Extra Time: N M Browne



So this is a post about still being here. Not In a depressing way, but in a grateful and optimistic way. 


To clarify, I recently had a birthday - not a big one by the usual reckoning - but a birthday that neither my father nor my aunt made and therefore a birthday of resonant, superstitious significance.
 From where I stand,  I am now in extra time, a sweet bonus period  that is full of desperate urgency. Extra time is never as long as a full game: it’s the bit at the end of a rugby game which is all about last chances, brave decisions, boldness justified by the proximity of the final whistle. Of course, it is also the bit that can change a game around, snatching victory from the jaws of defeat and vice versa. It is a place of madness, and of occasional great performances.
I am heartened by that thought. It’s too late now to play it safe or to play the long game.
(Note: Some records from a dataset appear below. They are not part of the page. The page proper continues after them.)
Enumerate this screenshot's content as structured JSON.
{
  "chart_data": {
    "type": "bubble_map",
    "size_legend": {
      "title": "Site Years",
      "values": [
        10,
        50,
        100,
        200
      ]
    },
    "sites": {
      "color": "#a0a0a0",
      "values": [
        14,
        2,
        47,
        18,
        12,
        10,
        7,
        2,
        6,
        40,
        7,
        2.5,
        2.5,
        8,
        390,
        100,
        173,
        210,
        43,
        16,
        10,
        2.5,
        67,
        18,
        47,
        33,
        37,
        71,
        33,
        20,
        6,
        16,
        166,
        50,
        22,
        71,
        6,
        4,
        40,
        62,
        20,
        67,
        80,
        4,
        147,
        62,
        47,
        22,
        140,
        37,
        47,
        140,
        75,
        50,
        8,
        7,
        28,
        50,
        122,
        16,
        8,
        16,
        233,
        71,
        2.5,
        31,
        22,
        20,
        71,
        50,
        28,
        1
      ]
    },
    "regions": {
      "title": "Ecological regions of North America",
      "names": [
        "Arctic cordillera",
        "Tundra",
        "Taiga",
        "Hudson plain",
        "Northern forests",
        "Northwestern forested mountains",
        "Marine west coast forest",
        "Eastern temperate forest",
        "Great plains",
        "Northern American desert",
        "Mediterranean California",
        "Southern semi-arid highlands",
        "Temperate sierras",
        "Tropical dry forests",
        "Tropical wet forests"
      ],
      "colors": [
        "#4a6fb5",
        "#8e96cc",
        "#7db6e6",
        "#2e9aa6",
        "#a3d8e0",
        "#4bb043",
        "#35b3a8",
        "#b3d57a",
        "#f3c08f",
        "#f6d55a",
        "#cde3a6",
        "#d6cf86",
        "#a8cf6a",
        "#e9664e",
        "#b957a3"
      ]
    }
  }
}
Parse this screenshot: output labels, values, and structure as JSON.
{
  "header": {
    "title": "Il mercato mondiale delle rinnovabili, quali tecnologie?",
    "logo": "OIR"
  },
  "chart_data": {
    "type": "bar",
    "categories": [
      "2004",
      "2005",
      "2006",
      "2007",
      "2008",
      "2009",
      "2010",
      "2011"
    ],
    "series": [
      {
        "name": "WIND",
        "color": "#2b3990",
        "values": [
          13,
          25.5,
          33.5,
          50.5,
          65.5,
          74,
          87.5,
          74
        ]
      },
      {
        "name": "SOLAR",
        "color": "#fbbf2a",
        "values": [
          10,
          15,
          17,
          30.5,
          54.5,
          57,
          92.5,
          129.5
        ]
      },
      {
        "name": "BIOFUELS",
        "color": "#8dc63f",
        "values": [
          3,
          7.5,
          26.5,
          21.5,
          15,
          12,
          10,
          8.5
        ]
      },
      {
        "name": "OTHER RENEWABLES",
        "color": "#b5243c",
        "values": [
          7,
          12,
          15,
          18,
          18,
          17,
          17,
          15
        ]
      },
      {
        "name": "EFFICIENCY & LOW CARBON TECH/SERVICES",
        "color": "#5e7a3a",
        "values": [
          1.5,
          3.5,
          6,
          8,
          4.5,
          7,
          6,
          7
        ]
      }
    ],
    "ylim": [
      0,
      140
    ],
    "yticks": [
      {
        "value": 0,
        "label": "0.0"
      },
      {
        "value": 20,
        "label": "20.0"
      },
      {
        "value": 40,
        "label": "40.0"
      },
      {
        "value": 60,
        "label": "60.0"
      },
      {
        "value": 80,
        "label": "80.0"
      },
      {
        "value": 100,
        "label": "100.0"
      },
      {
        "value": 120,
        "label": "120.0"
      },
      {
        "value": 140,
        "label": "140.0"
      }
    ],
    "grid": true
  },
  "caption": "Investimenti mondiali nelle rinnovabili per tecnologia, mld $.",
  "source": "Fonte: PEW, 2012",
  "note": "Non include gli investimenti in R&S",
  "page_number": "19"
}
There’s little point in playing for territory: it’s the time for a heroic run, ball in hand, for the line. I’m encouraged by the fact that I may be in extra time but I still want to win. I want to write great books, better books, braver books. I don’t have the endless forever that I felt I had in my thirties, but I am still hungry to work and grateful for the chance to still be working. My ‘to write’ list is as long as my ‘to edit’ which is long enough to keep me going for a good few years. It is simultaneously daunting and invigorating.
We make so much about the young, about the debut, about the new and I want to shout from the rooftops. That's great, fair play, but don't forget us too. Listen to us, the older, those of us who have been around a bit who know what we are doing and are pulsing with energy that comes from knowing that time is short but there is still everything to play for! Watch out. We are still on the field and running.  
  

Comments

Susan Price said…
Lovely post, Nicki.
Rosalie Warren said…
Very well said, Nicki - and long may you continue to write, edit, and produce wonderful books!
Bill Kirton said…
Familiar feelings, Nicki, powerfully expressed. All the best in all your endeavours.
Umberto Tosi said…
Moving, inspiring post: thank you. In my eighties, I too feel the cold wind of diminished time, and am grateful for every new story I am able to complete and publish, which is perhaps the urgency with which I should have been pursuing them when I was younger as well. Good luck with your endeavors.
Enid Richemont said…
A great post, Nicki. I was wed to a science fiction addict/collector for a very long time, and he converted me to the genre. I currently live with his expertly curated collection - terrifying how so many of those fantasies are now realities. Sadly for me, he left this planet five years ago, but I like to imagine him in some other form, exploring universes far beyond this one, as well as looking down at our little, ill-treated and over-heating planet, and thinking: oh, yes, we predicted that, but so SOON?